A light dish for a lazy summer meal, this recipe makes 4 servings and matches beautifully with Sauvignon Blanc, Chardonnay or white blends.
* 12 ounces fresh or frozen scallops
* 1/4 cup chopped onion
* 1 clove garlic, minced
* 1 tablespoon butter or margarine
* 1/2 cup dry white wine
* 1 teaspoon dried basil, crushed
* 1/4 teaspoon salt
* 1/4 teaspoon dried oregano, crushed
* 1 tablespoon cold water
* 2 teaspoons cornstarch
* 2 medium tomatoes, seeded and chopped (about 1 cup)
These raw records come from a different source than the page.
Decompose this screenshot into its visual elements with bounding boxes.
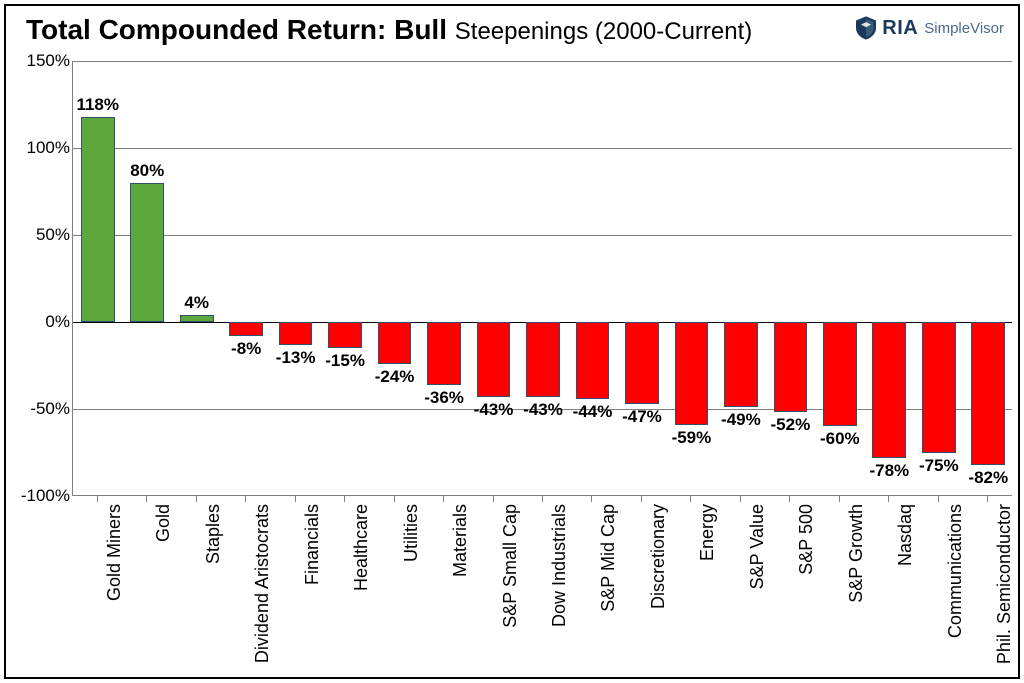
bar: [724, 322, 758, 407]
bar-value-label: -82%: [968, 468, 1008, 488]
x-tick-mark: [938, 496, 939, 502]
bar: [526, 322, 560, 397]
x-tick-label: Dividend Aristocrats: [252, 504, 273, 663]
x-tick-label: S&P Growth: [846, 504, 867, 603]
bar: [823, 322, 857, 426]
x-tick-mark: [690, 496, 691, 502]
x-tick-label: Financials: [302, 504, 323, 585]
bar: [477, 322, 511, 397]
x-tick-label: S&P Value: [747, 504, 768, 589]
bar-value-label: -15%: [325, 351, 365, 371]
bar: [328, 322, 362, 348]
x-tick-label: S&P Mid Cap: [598, 504, 619, 612]
x-tick-mark: [987, 496, 988, 502]
x-tick-mark: [344, 496, 345, 502]
bar-value-label: -49%: [721, 410, 761, 430]
bar: [180, 315, 214, 322]
bar-value-label: -78%: [869, 461, 909, 481]
y-tick-label: -100%: [21, 486, 70, 506]
x-tick-label: Healthcare: [351, 504, 372, 591]
x-tick-label: S&P Small Cap: [500, 504, 521, 628]
bar-value-label: -59%: [672, 428, 712, 448]
x-tick-mark: [888, 496, 889, 502]
bar-value-label: -13%: [276, 348, 316, 368]
brand-logo: RIA SimpleVisor: [856, 16, 1004, 40]
x-tick-mark: [245, 496, 246, 502]
x-tick-mark: [839, 496, 840, 502]
logo-simplevisor-text: SimpleVisor: [924, 20, 1004, 37]
bar: [971, 322, 1005, 465]
bar: [625, 322, 659, 404]
plot-area: 118% 80% 4% -8% -13% -15% -24% -36% -43% -43% -44%…: [72, 61, 1012, 496]
bar-value-label: -8%: [231, 339, 261, 359]
x-tick-label: Materials: [450, 504, 471, 577]
bar: [378, 322, 412, 364]
title-main: Total Compounded Return: Bull: [26, 14, 455, 45]
bar: [675, 322, 709, 425]
x-tick-label: Gold: [153, 504, 174, 542]
gridline: [73, 61, 1012, 62]
shield-icon: [856, 16, 876, 40]
x-tick-mark: [196, 496, 197, 502]
bar-value-label: -75%: [919, 456, 959, 476]
bar: [922, 322, 956, 453]
gridline: [73, 148, 1012, 149]
x-tick-label: Discretionary: [648, 504, 669, 609]
bar-value-label: -47%: [622, 407, 662, 427]
x-tick-mark: [542, 496, 543, 502]
y-tick-label: 100%: [27, 138, 70, 158]
y-tick-label: 150%: [27, 51, 70, 71]
bar: [774, 322, 808, 412]
bar-value-label: -36%: [424, 388, 464, 408]
y-tick-label: -50%: [30, 399, 70, 419]
logo-ria-text: RIA: [882, 17, 918, 40]
bar-value-label: 80%: [130, 161, 164, 181]
bar: [279, 322, 313, 345]
bar: [229, 322, 263, 336]
x-tick-label: Gold Miners: [104, 504, 125, 601]
y-tick-label: 50%: [36, 225, 70, 245]
bar-value-label: -43%: [474, 400, 514, 420]
bar-value-label: 118%: [76, 95, 119, 115]
bar: [130, 183, 164, 322]
x-tick-mark: [591, 496, 592, 502]
bar-value-label: 4%: [184, 293, 209, 313]
x-tick-label: Utilities: [401, 504, 422, 562]
x-tick-label: Communications: [945, 504, 966, 638]
bar-value-label: -24%: [375, 367, 415, 387]
bar-value-label: -43%: [523, 400, 563, 420]
x-tick-mark: [146, 496, 147, 502]
bar: [427, 322, 461, 385]
x-tick-mark: [493, 496, 494, 502]
x-tick-label: Dow Industrials: [549, 504, 570, 627]
x-tick-label: S&P 500: [796, 504, 817, 575]
chart-title: Total Compounded Return: Bull Steepening…: [26, 14, 752, 46]
x-tick-mark: [641, 496, 642, 502]
x-tick-label: Nasdaq: [895, 504, 916, 566]
bar-value-label: -60%: [820, 429, 860, 449]
x-tick-mark: [97, 496, 98, 502]
gridline: [73, 235, 1012, 236]
bar: [576, 322, 610, 399]
x-tick-mark: [740, 496, 741, 502]
x-tick-mark: [394, 496, 395, 502]
x-tick-mark: [443, 496, 444, 502]
chart-frame: Total Compounded Return: Bull Steepening…: [4, 4, 1020, 679]
bar: [872, 322, 906, 458]
x-tick-mark: [789, 496, 790, 502]
bar-value-label: -52%: [771, 415, 811, 435]
x-tick-label: Phil. Semiconductor: [994, 504, 1015, 664]
title-sub: Steepenings (2000-Current): [455, 18, 753, 45]
x-tick-label: Staples: [203, 504, 224, 564]
bar-value-label: -44%: [573, 402, 613, 422]
x-tick-label: Energy: [697, 504, 718, 561]
bar: [81, 117, 115, 322]
x-tick-mark: [295, 496, 296, 502]
y-tick-label: 0%: [45, 312, 70, 332]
* 6 ounces hot cooked spaghetti, fettuccine or linguine
* 1/4 cup grated Parmesan cheese
* 2 tablespoons snipped parsley
1. Thaw scallops (if frozen). Halve any large scallops. In a saucepan, cook onion and garlic in butter or margarine until tender but not brown. Stir in wine, basil, salt and oregano. Bring to boiling; add scallops. Return to boiling.
2. Meanwhile, stir together water and cornstarch. Stir cornstarch mixture into boiling scallop mixture. Cook and stir until thickened and bubbly. Cook and stir for 2 minutes more. Scallops should be opaque. Stir in chopped tomatoes.
3. Toss hot cooked spaghetti, fettuccine or linguine with scallop mixture, Parmesan cheese and parsley.